Wednesday, February 17, 2010

The Methodist Church in Johannesburg

South African Bishop Paul Verryn is one very special human being with an irritated conscience that simply will not let him rest. Yet his devotion to humanity has caused him to be suspended by the Methodist Church which he serves in a downtown neighbourhood of Johannesburg. True, his neighbours are not fond him. Because of what this man engages in, local companies in the area and shopkeepers hold an incendiary grudge against him.

For creating, in their already-rundown neighbourhood a chaos of conflicting emotions. In fact, Bishop Paul Verryn is so detested by some that when police arrested two men who had threatened to kill Mr.

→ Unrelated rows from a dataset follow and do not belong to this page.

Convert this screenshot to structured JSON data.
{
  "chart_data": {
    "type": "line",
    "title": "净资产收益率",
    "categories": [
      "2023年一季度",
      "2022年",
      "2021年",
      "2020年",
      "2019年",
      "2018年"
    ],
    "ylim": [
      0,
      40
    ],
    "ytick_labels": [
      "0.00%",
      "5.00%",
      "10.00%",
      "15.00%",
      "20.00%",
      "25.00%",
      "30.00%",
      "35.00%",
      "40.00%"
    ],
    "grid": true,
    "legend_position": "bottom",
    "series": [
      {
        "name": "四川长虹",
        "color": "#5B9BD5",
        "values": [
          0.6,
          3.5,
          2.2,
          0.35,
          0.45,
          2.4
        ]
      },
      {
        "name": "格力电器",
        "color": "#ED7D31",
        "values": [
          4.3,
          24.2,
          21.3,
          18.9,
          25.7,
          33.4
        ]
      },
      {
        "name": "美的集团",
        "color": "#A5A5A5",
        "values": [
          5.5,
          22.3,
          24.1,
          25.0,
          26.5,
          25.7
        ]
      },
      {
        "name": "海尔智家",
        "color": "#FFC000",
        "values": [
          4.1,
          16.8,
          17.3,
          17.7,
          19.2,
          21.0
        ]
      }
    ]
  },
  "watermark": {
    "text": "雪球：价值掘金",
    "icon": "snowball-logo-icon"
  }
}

Verryn they discovered that it was local businessmen who paid $4,000 for the thugs to kill him, and thus conveniently solve their problem. Their problem being that the Central Methodist Church under Mr. Verryn has become a haven for tormented and fearful Zimbabweans.

Their lives threatened at home in the misery of hugely dysfunctional Zimbabwe under Robert Mugabe's thuggish regime, thousands of Zimbabweans have fled into neighbouring South Africa for another chance at life. But unemployed and xenophobic South Africans have no love for their neighbours and resent their presence, seeing their search for employment and stability directly impacting on their own similar searches.

At times up to three thousand Zimbabwean refugees take refuge in the church, thanks to the generous compassion of Bishop Verryn. The church property itself has been violently attacked by South Africans incensed at the refuge it offers to foreigners. Lawmakers in the province threatened to close the church, characterizing it as a "ticking time bomb."

Several months earlier exasperated Church authorities had refused to extend Bishop Verryn's ten-year term at the Methodist Church of Central Johannesburg. They are angered and embarrassed by his 'unauthorized' statements and by his initiation of court action to appoint an independent curator to protect children at the church, without their specific 'permission' to do so.

Bishop Verryn was an anti-apartheid activist who moved to Soweto in 1988, and at that time was supportive of and helpful to black activists, hiding them in his home. One of those he sheltered was Stompie Seipei, whom Winnie Madikizela-Mandela and her Mandela United Football Club had abducted from his home and had in beaten and murdered him in 1989.

After Nelson Mandela's release from prison and the dissolution of the apartheid government, Bishop Desmund Tutu's Truth and Reconciliation Commission ruled that Winnie Madikizela-Mandela "deliberately and maliciously slandered" Bishop Verryn, claiming that he was a sex pervert, preying on young boys.

Bishop Verryn not only fills every nook, cranny and corner in the church with desperate refugees, anxious to find night shelter to avoid beatings and worse by those who prey on their presence in South Africa, he also opens his home to their presence, earning him very little peace or privacy.

He personally interviews each and every new Zimbabwean refugee, making note of their stories of escape, rape, torture. One man singly doing his utmost to help where he can to preserve the lives of desperate refugees. One can only wonder where the Government of South Africa is in all this turmoil, the same government that has continued to defend Robert Mugabe's continued misrule in Zimbabwe.

Despite all the promises, all the initiatives taken by the Government of South Africa, its own citizens' poverty, the huge issue of joblessness, the dreadful statistics revolving around rampant crime, and the urgent need to decently house its poor appears to be festering. One wonders whether it could be otherwise given the gross ignorance of basic truths about AIDS/HIV exhibited by the country's president and its health sector.

If there is promise yet that South Africa will eventually emerge as a developed society, a fully capable government proudly leading its people to future prosperity, the world has yet to see that revealed in some persuasive measures, rather than the existing misery of abandoned hope.